Son esprit de pauvreté était remarquable : elle ne gardait rien pour elle-même ; aussi, après sa mort, aurions-nous eu grand peine à trouver quelques images à donner en souvenir à nos Soeurs et aux membres de sa respectable famille, qui la vénéraient comme une sainte, si elle n'eût, à cet effet, mis en réserve celles qui lui furent données pour ses noces d'or. Ses vêtements, ses bréviaires, tous les objets qui étaient à son usage,-portaient à la fois le noble cachet de cette vertu, tandis que par un esprit d'ordre, qui lui était habituel, elle les conservait dans un état de netteté parfaite.

Son respect pour les choses saintes lui faisait envisager, à juste titre, la récitation du saint Office comme la première et la plus chère de ses obligations ; elle ne s'en

dispensa jamais malgré ses fatigues et la multiplicité de ses labeurs, le récitant toujours avec un très profond respect, et nous laissa à sa dernière heure ce touchant exemple de sa fidélité, mourant, pour ainsi dire, les armes saintes à la main : la récitation des Matines et des Laudes du lendemain, fut le dernier acte de sa vie. O vénérée Mère, que votre première entrevue avec le Bien-Aimé de votre coeur a dû être douce et conso­lante, puisque les derniers efforts de votre longue et pieuse vie ont été ceux de la prière et de la louange divine !

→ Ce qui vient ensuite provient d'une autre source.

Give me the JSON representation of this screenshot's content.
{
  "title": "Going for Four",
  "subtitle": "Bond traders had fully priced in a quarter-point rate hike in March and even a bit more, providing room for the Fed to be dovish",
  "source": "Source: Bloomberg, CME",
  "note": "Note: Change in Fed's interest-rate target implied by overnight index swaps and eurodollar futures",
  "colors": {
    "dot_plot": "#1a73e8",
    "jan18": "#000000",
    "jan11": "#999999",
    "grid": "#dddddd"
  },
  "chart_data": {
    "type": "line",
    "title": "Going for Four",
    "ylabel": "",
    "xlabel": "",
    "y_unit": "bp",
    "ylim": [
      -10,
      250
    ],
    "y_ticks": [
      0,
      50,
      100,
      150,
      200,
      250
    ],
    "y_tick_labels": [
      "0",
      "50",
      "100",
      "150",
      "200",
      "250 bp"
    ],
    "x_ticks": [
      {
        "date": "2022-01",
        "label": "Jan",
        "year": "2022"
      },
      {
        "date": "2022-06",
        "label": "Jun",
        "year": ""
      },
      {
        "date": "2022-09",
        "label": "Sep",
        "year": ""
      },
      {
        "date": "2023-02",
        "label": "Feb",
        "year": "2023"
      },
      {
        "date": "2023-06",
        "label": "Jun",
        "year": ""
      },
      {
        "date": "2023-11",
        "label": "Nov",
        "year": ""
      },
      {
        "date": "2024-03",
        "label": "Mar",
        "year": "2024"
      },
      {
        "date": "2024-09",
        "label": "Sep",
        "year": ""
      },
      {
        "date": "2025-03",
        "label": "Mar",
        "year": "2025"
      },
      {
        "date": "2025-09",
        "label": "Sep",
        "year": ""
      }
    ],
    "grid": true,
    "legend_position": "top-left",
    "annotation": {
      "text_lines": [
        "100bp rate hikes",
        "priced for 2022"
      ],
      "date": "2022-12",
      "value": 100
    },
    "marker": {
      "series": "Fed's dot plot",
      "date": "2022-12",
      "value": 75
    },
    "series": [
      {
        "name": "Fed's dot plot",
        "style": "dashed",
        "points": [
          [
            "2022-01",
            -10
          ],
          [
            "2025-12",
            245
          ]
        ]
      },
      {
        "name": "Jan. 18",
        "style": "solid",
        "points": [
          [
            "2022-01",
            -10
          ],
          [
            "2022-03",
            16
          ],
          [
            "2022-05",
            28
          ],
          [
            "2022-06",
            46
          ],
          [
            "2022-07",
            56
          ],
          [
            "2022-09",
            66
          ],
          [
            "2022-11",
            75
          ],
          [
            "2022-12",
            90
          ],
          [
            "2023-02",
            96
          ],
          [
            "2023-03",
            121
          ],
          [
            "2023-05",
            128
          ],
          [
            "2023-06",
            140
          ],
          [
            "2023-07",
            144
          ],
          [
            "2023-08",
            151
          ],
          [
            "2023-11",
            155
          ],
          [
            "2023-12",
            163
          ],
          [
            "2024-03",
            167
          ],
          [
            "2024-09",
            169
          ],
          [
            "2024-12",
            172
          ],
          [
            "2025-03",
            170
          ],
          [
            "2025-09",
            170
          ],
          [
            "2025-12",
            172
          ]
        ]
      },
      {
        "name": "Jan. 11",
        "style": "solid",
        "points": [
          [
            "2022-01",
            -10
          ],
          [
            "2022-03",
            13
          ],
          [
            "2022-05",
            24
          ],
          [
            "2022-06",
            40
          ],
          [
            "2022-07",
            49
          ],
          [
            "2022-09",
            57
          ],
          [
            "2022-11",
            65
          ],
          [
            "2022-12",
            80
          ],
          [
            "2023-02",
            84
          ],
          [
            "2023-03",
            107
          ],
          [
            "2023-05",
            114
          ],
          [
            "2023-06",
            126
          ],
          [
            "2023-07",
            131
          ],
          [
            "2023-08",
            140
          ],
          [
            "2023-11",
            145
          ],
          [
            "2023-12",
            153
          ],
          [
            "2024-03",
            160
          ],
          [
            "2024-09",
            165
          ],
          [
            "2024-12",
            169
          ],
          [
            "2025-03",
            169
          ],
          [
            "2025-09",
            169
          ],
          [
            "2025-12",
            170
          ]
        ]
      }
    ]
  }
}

Nous ne pourrions tarir, ma bien digne Mère, si nous voulions vous faire un récit complet des luttes, des travaux soutenus, et des mérites amassés avec tant de vigilance par notre si regrettée Mère. Cette faible esquisse suffira pour vous remémorer ce que vous en connaissiez déjà, ses nombreuses années de charges lui ayant donné souvent l'occasion de communiquer avec un très grand nombre de nos chers monastères. Vous nous pardonnerez cependant de vous signaler encore la parfaite obéissance, qui caracté­risa cette fidèle servante de Dieu, dans ses rapports avec nos vénérés et bien dignes Supérieurs, qui eurent toujours pour elle la plus profonde estime.

Les vertus de notre humble Mère, n'étaient pas des actes passagers ; elles étaient en elle à l'état permanent comme le témoignent les lettres que lui écrivait du monastère de la Belle-de-Mai, la vénérée Mère St-Hilarion. Elle lui disait un jour : « Vous, ma chère Soeur, m'avoir fait de la peine ?... Jamais ! »

Le Révérend Père Jean du Sacré-Coeur, que nous eûmes la grâce d'avoir pour confesseur dès le début de noire fondation jusqu'au moment où ses infirmités le forcè­rent à ne plus exercer ce saint ministère, avait en haute estime la vertu et la sagesse de notre très méritante Mère.

Au commencement du mois d'octobre de l'année dernière, nous eûmes la consola­tion de célébrer les Noces d'or de son entrée en religion. Cette bien-aimée Mère s'y prépara avec beaucoup de ferveur, par sa retraite de dix jours. Pénétrée de reconnais­sance pour tous les bienfaits reçus pendant sa longue carrière, elle semblait avoir repris le zèle et l'activité de sa jeunesse, voulant réparer, nous disait-elle, tout le passé. Elle reçut, a cette époque, de nombreuses félicitations ; plusieurs de nos chers Carmels lui envoyèrent de précieux et de bien fraternels souvenirs. Grâce à l'obligeance de nos vé­nérées Mères du Carmel de la rue d'Enfer, nous reçûmes une copie du Cérémonial des Carmes propre à la circonstance ; ce qui nous procura le bonheur de pouvoir nous conformer, de point en point, aux observances de la solennité de ce jour.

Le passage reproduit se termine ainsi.